Levantólo el fiel Juan y lo llevó a su cama, pensando con gran angustia: «El mal está hecho. ¡Dios mío!, ¿qué pasará ahora?». Y le dio vino para reanimarlo.

Vuelto en sí el Rey, sus primeras palabras fueron:

—¡Ay!, ¿de quién es este retrato tan hermoso?

—Es la princesa del Tejado de Oro —respondióle el fiel criado.

Y el Rey:

—Es tan grande mi amor por ella, que si todas las hojas de los árboles fuesen lenguas, no bastarían para expresarlo. Mi vida pondré en juego para alcanzarla, y tú, mi leal Juan, debes ayudarme a conseguirlo.

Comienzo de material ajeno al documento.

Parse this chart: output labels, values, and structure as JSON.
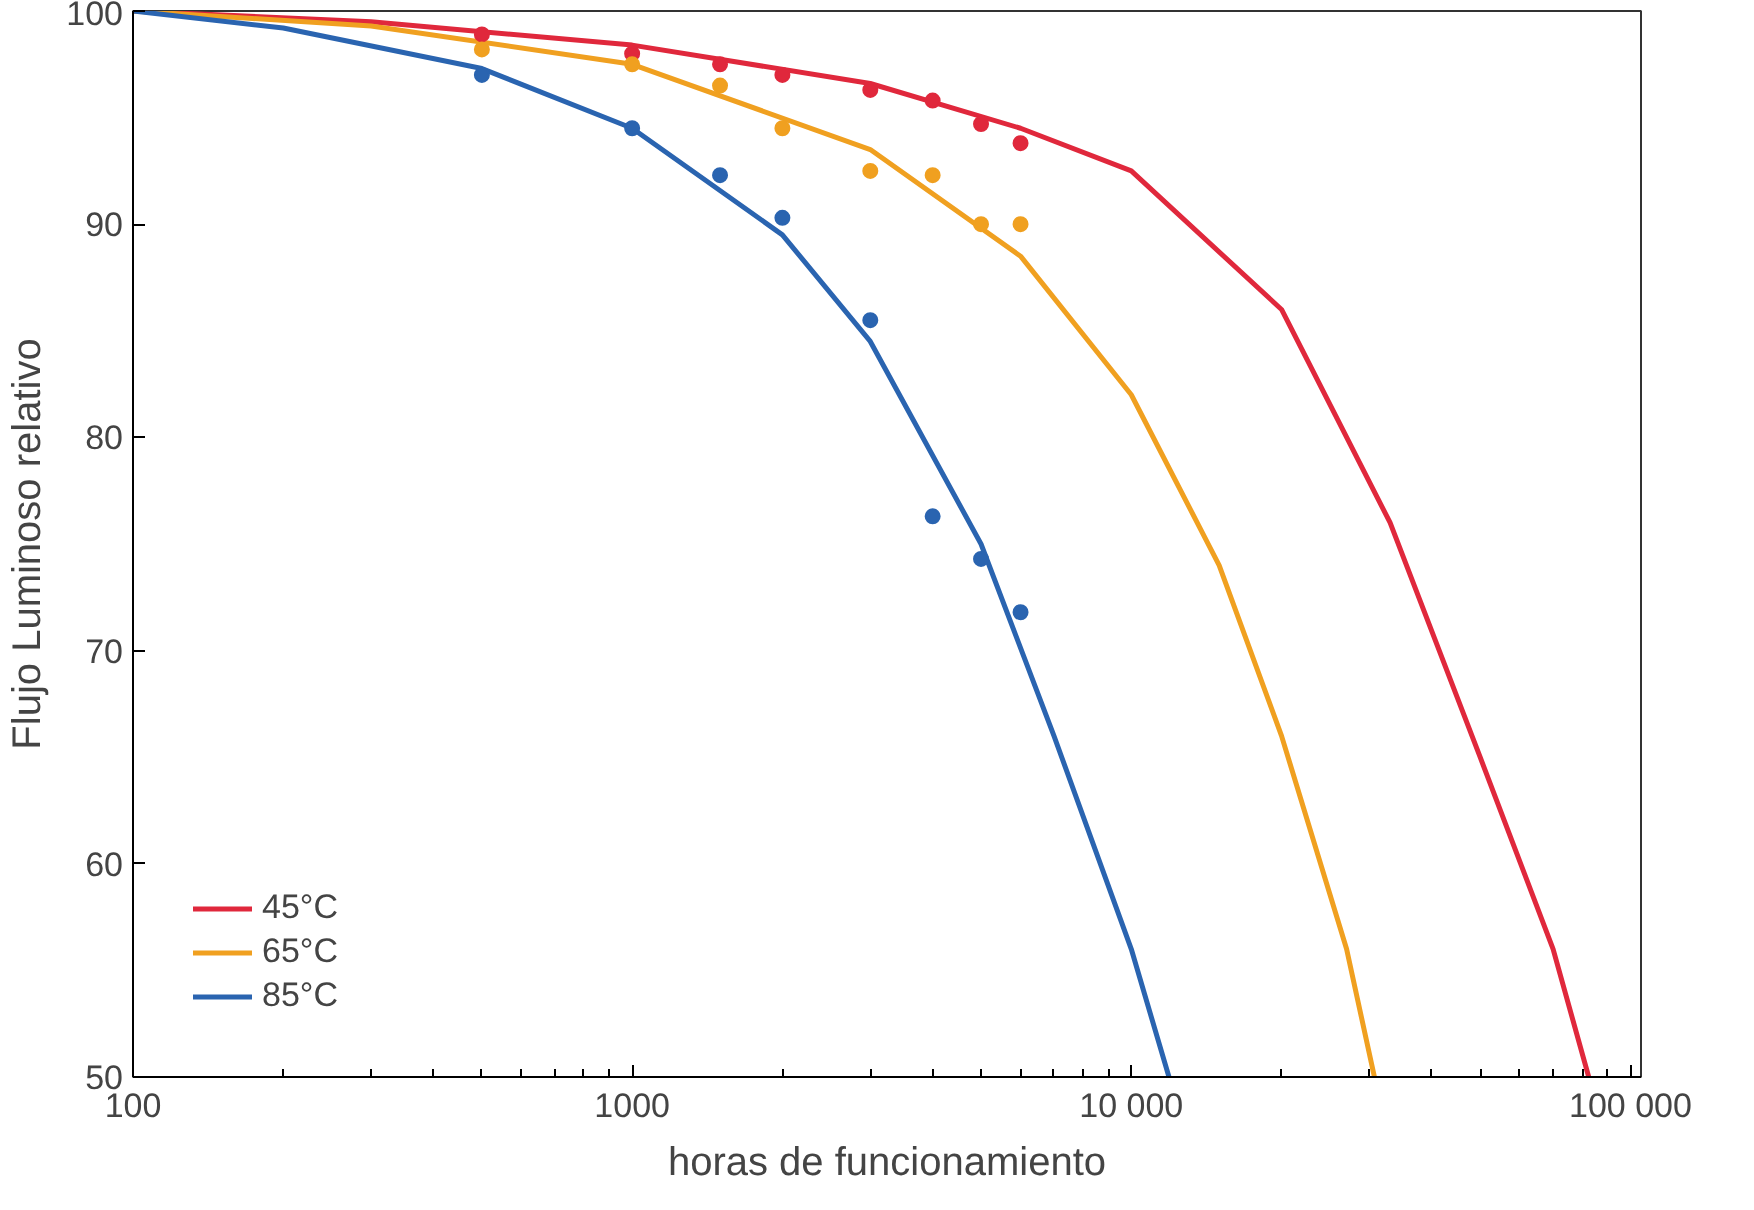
{
  "chart_data": {
    "type": "line",
    "xlabel": "horas de funcionamiento",
    "ylabel": "Flujo Luminoso relativo",
    "log": "x",
    "xlim": [
      100,
      105000
    ],
    "ylim": [
      50,
      100
    ],
    "xticks": [
      {
        "value": 100,
        "label": "100"
      },
      {
        "value": 1000,
        "label": "1000"
      },
      {
        "value": 10000,
        "label": "10 000"
      },
      {
        "value": 100000,
        "label": "100 000"
      }
    ],
    "yticks": [
      50,
      60,
      70,
      80,
      90,
      100
    ],
    "grid": false,
    "legend": "bottom left",
    "marker": "none",
    "series": [
      {
        "name": "45°C",
        "color": "#e0283c",
        "x": [
          100,
          300,
          1000,
          3000,
          6000,
          10000,
          20000,
          33000,
          50000,
          70000,
          82500
        ],
        "values": [
          100,
          99.5,
          98.4,
          96.6,
          94.5,
          92.5,
          86,
          76,
          65,
          56,
          50
        ]
      },
      {
        "name": "65°C",
        "color": "#f0a020",
        "x": [
          100,
          300,
          1000,
          3000,
          6000,
          10000,
          15000,
          20000,
          27000,
          30700
        ],
        "values": [
          100,
          99.3,
          97.5,
          93.5,
          88.5,
          82,
          74,
          66,
          56,
          50
        ]
      },
      {
        "name": "85°C",
        "color": "#2a64b0",
        "x": [
          100,
          200,
          500,
          1000,
          2000,
          3000,
          5000,
          7000,
          10000,
          11900
        ],
        "values": [
          100,
          99.2,
          97.3,
          94.5,
          89.5,
          84.5,
          75,
          66,
          56,
          50
        ]
      },
      {
        "color": "#e0283c",
        "type": "scatter",
        "marker": "circle",
        "x": [
          500,
          1000,
          1500,
          2000,
          3000,
          4000,
          5000,
          6000
        ],
        "values": [
          98.9,
          98,
          97.5,
          97,
          96.3,
          95.8,
          94.7,
          93.8
        ]
      },
      {
        "color": "#f0a020",
        "type": "scatter",
        "marker": "circle",
        "x": [
          500,
          1000,
          1500,
          2000,
          3000,
          4000,
          5000,
          6000
        ],
        "values": [
          98.2,
          97.5,
          96.5,
          94.5,
          92.5,
          92.3,
          90,
          90
        ]
      },
      {
        "color": "#2a64b0",
        "type": "scatter",
        "marker": "circle",
        "x": [
          500,
          1000,
          1500,
          2000,
          3000,
          4000,
          5000,
          6000
        ],
        "values": [
          97,
          94.5,
          92.3,
          90.3,
          85.5,
          76.3,
          74.3,
          71.8
        ]
      }
    ]
  }
}
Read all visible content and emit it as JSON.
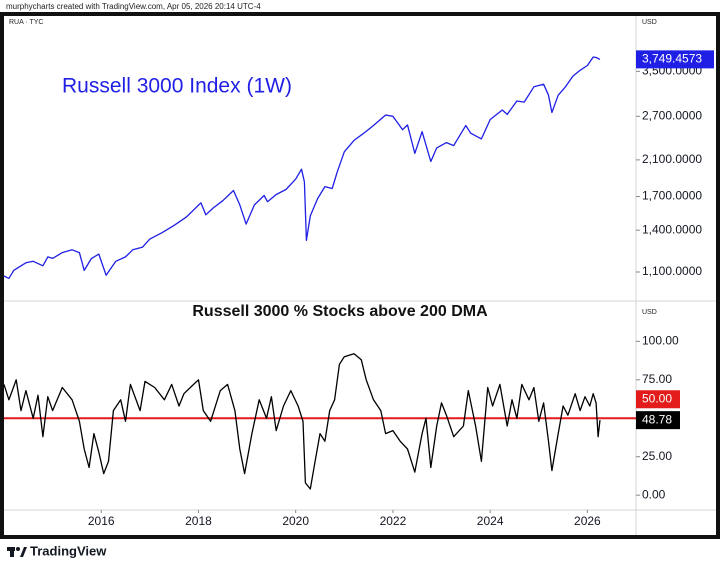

El fiel criado estuvo cavilando largo tiempo sobre la manera de emprender el negocio, pues sólo el llegar a presencia de la princesa era ya muy difícil. Finalmente, se le ocurrió un medio y dijo a su señor:

—Todo lo que tiene a su alrededor es de oro: mesas, sillas, fuentes, vasos, tazas y todo el ajuar de la casa. En tu tesoro hay cinco toneladas de oro; manda que den una a los orfebres del reino, y con ella fabriquen toda clase de vasos y utensilios, toda suerte de aves, alimañas y animales fabulosos; esto le gustará; con ello nos pondremos en camino, a probar fortuna.

El Rey hizo venir a todos los orfebres del país, los cuales trabajaron sin descanso hasta terminar aquellos preciosos objetos. Luego fue cargado todo en un barco, y el fiel Juan y el Rey se vistieron de mercaderes para no ser conocidos de nadie. Luego se hicieron a la mar, y navegaron hasta arribar a la ciudad donde vivía la princesa del Tejado de Oro. El fiel Juan pidió al Rey que permaneciese a bordo y aguardase su vuelta.

—A lo mejor vuelvo con la princesa —dijo—. Procurarás, pues, que todo esté bien dispuesto y ordenado, los objetos de oro a la vista y el barco bien empavesado.

Se llenó el cinto de toda clase de objetos preciosos, desembarcó y encaminóse al palacio real.

Al entrar en el patio vio junto al pozo a una hermosa muchacha ocupada en llenar de agua dos cubos de oro. Al volverse para llevarse el agua que reflejaba los destellos del oro, vio al extranjero y le preguntó quién era. Respondióle éste:

—Soy un mercader.

Y, abriendo su cinturón, le mostró lo que contenía.

—¡Oh, qué lindo! —exclamó ella y, dejando los cubos en el suelo, se puso a examinar las joyas una por una.

Luego dijo:

—Es necesario que la princesa lo vea; le gustan tanto las cosas de oro que, sin duda, os las comprará todas.

Y, cogiendo al hombre de la mano, condújolo al interior del palacio, pues era la camarera principal.

Cuando la hija del Rey vio aquellas maravillas, se puso muy contenta y exclamó:

—Está tan primorosamente trabajado, que te lo compro todo.

A lo que respondió el fiel Juan:

—Yo no soy sino el criado de un rico mercader. No es nada lo que traigo aquí en comparación de lo que mi amo tiene en el barco; lo más bello y precioso que jamás se haya hecho en oro.

Pidióle ella que se lo llevaran a palacio, pero él contestó:

—Hay tantísimas cosas, que precisarían muchos días y más salas que vuestro palacio tiene.

Estas palabras sólo sirvieron para estimular la curiosidad de la princesa, la cual dijo al fin:

—Acompáñame al barco, quiero ir yo misma a ver los tesoros de tu amo.

El fiel Juan, muy contento, la condujo entonces al barco, y cuando el Rey la vio parecióle que su hermosura era todavía mayor que la del retrato, y el corazón empezó a latirle con tal violencia que se lo sentía a punto de estallar.

Subió la princesa a bordo, y el Rey la acompañó al interior de la nave; pero el fiel Juan se quedó junto al piloto y le dio orden de zarpar:

—¡Despliega todas las velas, para que el barco vuele más veloz que un pájaro!